Trait Attribution in Bernese Swiss-German and Standard German.
Topic
This thesis investigates the treatment of dialectal variation by Large Language Models (LLMs), focusing on Bernese Swiss-German in comparison to Standard German. Employing a matched-guise probing framework, this study demonstrates that semantically equivalent sentences can elicit biased social trait attributions based solely on dialectal form. Notably, the direction and intensity of this bias differ according to the model type, underscoring a "paradigm divide" in how different architectures manage linguistic variation. This study introduces a culturally grounded computational approach for assessing AI fairness within a non-English diglossic context.
Relevance
As LLMs are increasingly utilized in high-stakes domainssuch as hiring, education, and social services, their latent linguistic biases present significant risks. While much of the current fairness research concentrates on gender or racial bias, dialect bias remains underexplored, particularly in languages other than English. When AI systems are predominantly trained on standardized language, they risk misinterpreting or disadvantaging speakers of non-standard dialects, thereby perpetuating existing sociolinguistic hierarchies. This study offers a diagnostic framework for identifying such biases, which is particularly pertinent for developers and policymakers seeking to design linguistically inclusive AI.
Results
The study's results revealed all models tested exhibited systematic dialectal bias; however, the direction and nature of the bias were heavily dependent on the architecture. Instruction-tuned models associated Bernese Swiss-German with more negative traits. Multilingual masked models (e.g., XLM-RoBERTa) preferentially treat Standard German. Interestingly, monolingual German models (e.g., German-BERT and GigaBERT) provided more favorable and balanced evaluations of the Bernese dialect. These findings reveal a significant architectural effect: bias is not merely a function of data but also of the design.
Implications for Practitioners
- Conduct architecture-specific audits of models to identify unique bias characteristics instead of relying solely on general bias testing.
- Evaluate each model type using model-aware assessments, as one benchmark cannot capture the complexity of model biases.
- Recognizing that scaling models may not eliminate dialectal bias and could even exacerbate covert stereotypes.

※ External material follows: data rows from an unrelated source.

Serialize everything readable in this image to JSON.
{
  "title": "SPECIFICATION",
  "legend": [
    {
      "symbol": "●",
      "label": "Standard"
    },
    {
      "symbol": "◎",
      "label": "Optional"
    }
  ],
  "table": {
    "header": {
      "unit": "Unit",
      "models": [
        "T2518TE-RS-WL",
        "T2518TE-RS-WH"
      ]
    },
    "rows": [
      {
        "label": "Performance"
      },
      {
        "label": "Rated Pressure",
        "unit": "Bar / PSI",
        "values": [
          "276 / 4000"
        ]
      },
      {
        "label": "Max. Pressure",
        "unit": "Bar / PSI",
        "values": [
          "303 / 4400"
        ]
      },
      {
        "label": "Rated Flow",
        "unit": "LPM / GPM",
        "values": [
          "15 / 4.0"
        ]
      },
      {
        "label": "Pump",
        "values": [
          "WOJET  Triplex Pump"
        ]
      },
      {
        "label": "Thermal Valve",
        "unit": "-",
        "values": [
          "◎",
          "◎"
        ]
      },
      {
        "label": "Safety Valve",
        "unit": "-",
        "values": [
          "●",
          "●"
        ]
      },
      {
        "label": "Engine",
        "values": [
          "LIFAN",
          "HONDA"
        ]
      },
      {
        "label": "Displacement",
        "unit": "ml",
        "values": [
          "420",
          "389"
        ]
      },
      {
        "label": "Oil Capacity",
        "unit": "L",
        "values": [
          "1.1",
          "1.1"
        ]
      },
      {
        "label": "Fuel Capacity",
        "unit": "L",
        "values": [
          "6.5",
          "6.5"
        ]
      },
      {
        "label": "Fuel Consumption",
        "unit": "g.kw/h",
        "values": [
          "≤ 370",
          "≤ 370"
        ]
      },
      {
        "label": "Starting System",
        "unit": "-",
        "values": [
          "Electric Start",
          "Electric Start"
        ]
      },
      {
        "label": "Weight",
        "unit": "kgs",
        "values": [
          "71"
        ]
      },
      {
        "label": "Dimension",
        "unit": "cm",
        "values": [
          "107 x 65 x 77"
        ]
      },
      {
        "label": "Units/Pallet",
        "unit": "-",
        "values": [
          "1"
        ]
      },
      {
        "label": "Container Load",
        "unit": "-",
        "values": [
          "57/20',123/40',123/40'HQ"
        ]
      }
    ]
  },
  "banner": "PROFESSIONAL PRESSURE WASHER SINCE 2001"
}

- Ensure diversity in training data and strive for representational fairness, while acknowledging that standard benchmarks often miss subtle bias harm.
- Utilize matched-guise probing techniques from sociolinguistics to uncover implicit language ideologies in model outputs, and consider employing localized models for region-specific tasks. Monolingual models trained on culturally relevant corpora may outperform large multilingual systems when fairness and dialect sensitivity are critical.
Methods
This study used Matched Guise Probing (MGP), adapted from sociolinguistics, to evaluate computational models. The components included the following: Dataset: 200 sentence pairs in Bernese Swiss-German and Standard German, semantically equivalent to the SwissDial corpus. Models evaluated: Eight models — four instruction-tuned models (GPT-4o, GPT-3.5, Claude 3 Opus, Gemini 1.5 Pro) and four masked language models (German-BERT, GigaBERT, XLM-RoBERTa Base and Large). Scoring: For masked models, log probability ratios were used on 39 culturally relevant adjectives. For instruction-tuned models, trait selection was based on a predefined list. Analysis: Bias was assessed by comparing trait associations across dialects and models, and examining valence, frequency, and trait distribution.